Affaire Pilarski : Christophe Ellul confronté à la famille d'Elisa

Ce lundi 29 mars, une confrontation se tient au tribunal judiciaire de Soissons (Aisne) entre Christophe Ellul et la famille d'Elisa Pilarski. Le propriétaire du chien Curtis avait été mis en examen pour homicide involontaire par agression d'un chien, en février dernier. 

Christophe Ellul lors de la conférence de presse du 10 novembre 2020 à Bordeaux
Christophe Ellul lors de la conférence de presse du 10 novembre 2020 à Bordeaux © FTV

Christophe Ellul, propriétaire du chien Curtis, mis en cause dans la mort d'Elisa Pilarski, a été confronté à la famille de sa compagne ce lundi 29 mars au tribunal judiciaire de Soissons. 

Jeudi 4 février 2021, Christophe Ellul a été mis en examen par le juge d'instuction pour homicide involontaire par agression d'un chien. Le 16 novembre 2019, Elisa Pilarski. âgée de 29 ans, enceinte de 6 mois, avait été retrouvée mordue à mort en forêt de Retz où elle promenait son chien Curtis, un American Pitbull Terrier.

"Il est toujours dans le déni"

"Il est toujours dans le déni et refuse d'accepter que son chien est à l'origine de la mort de ma nièce" déplore Vincent Labastarde, l'oncle d'Elisa, à la sortie du tribunal. 

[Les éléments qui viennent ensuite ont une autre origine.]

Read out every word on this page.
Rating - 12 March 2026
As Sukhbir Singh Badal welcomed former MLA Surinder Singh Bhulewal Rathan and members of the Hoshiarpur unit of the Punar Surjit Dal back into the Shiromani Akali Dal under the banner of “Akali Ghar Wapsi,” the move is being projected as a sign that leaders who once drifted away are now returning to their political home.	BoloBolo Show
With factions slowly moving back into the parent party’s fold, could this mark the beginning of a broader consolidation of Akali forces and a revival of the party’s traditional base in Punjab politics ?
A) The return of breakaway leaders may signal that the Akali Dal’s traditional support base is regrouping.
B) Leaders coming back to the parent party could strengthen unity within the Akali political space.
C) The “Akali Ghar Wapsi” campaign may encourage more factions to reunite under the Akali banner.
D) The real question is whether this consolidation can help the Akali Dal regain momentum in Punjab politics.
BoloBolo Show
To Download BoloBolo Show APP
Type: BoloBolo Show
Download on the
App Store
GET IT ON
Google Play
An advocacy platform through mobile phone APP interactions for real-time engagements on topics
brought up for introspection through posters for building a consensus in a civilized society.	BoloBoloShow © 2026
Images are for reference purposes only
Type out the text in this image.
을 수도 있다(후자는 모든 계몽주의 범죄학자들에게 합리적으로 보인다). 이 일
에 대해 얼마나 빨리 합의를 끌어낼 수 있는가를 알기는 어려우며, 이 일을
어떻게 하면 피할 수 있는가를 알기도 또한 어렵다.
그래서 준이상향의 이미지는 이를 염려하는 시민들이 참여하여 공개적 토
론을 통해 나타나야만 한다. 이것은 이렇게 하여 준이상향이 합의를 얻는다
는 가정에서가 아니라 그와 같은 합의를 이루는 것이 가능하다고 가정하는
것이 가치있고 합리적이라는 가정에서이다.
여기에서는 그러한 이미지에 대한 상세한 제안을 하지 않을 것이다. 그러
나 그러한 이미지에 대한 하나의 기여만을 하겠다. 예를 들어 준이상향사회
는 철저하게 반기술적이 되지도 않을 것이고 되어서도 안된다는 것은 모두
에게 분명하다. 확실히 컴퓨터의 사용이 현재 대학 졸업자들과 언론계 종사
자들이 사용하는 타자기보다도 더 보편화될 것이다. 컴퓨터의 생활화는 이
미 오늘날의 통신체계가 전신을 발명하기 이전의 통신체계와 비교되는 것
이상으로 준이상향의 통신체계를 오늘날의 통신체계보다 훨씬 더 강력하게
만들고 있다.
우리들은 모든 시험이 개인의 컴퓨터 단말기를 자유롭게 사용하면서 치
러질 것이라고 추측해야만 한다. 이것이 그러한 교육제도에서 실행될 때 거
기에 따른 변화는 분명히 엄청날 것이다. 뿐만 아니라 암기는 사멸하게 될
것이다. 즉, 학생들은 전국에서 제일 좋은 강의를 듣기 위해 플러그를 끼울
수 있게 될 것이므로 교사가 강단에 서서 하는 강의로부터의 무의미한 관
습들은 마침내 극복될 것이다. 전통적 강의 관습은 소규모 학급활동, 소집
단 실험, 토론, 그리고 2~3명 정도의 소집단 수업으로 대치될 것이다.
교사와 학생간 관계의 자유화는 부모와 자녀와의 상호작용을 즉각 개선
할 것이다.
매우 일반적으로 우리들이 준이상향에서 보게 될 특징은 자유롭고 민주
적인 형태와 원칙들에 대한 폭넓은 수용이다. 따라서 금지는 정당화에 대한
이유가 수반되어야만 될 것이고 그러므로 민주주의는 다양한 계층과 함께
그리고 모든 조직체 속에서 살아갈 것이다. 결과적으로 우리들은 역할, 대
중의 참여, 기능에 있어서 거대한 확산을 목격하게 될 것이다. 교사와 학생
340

Selon la famille de la jeune femme, le maître du chien n'a pas tout dit et aurait tenté de "modifier" le lieu de l'attaque. Elle s'appuie sur un texto retrouvé dans son téléphone et qui a semé le doute : "Je le fais piquer" avait-il écrit. 

"Il ne se rappelle pas avoir écrit ce message" explique Me Xavier Terquem-Adoue, avocat de la famille d'Elisa Pilarski. "Ça fait maintenant 16 mois que monsieur Ellul est toujours dans le déni, comme depuis le début de l'instruction. Pourtant il y avait tout dans le dossier. Il suffisait de tirer la bonne ficelle".

Vers une fausse piste

Dès le début de l'enquête, Christophe Ellul qui avait découvert le corps de sa compagne, avait pris la défense de son chien en orientant les soupçons vers une chasse à courre qui avait lieu ce même jour. 

"Il n'y a rien dans le dossier qui vient incriminer la chasse à courre" confirme Me Xavier Terquem-Adoue.

En novembre 2020, les résultats des tests ADN effectués sur Curtis et les 67 chiens de l'équipage de vennerie ont établi que la victime avait été exclusivement tuée par Curtis.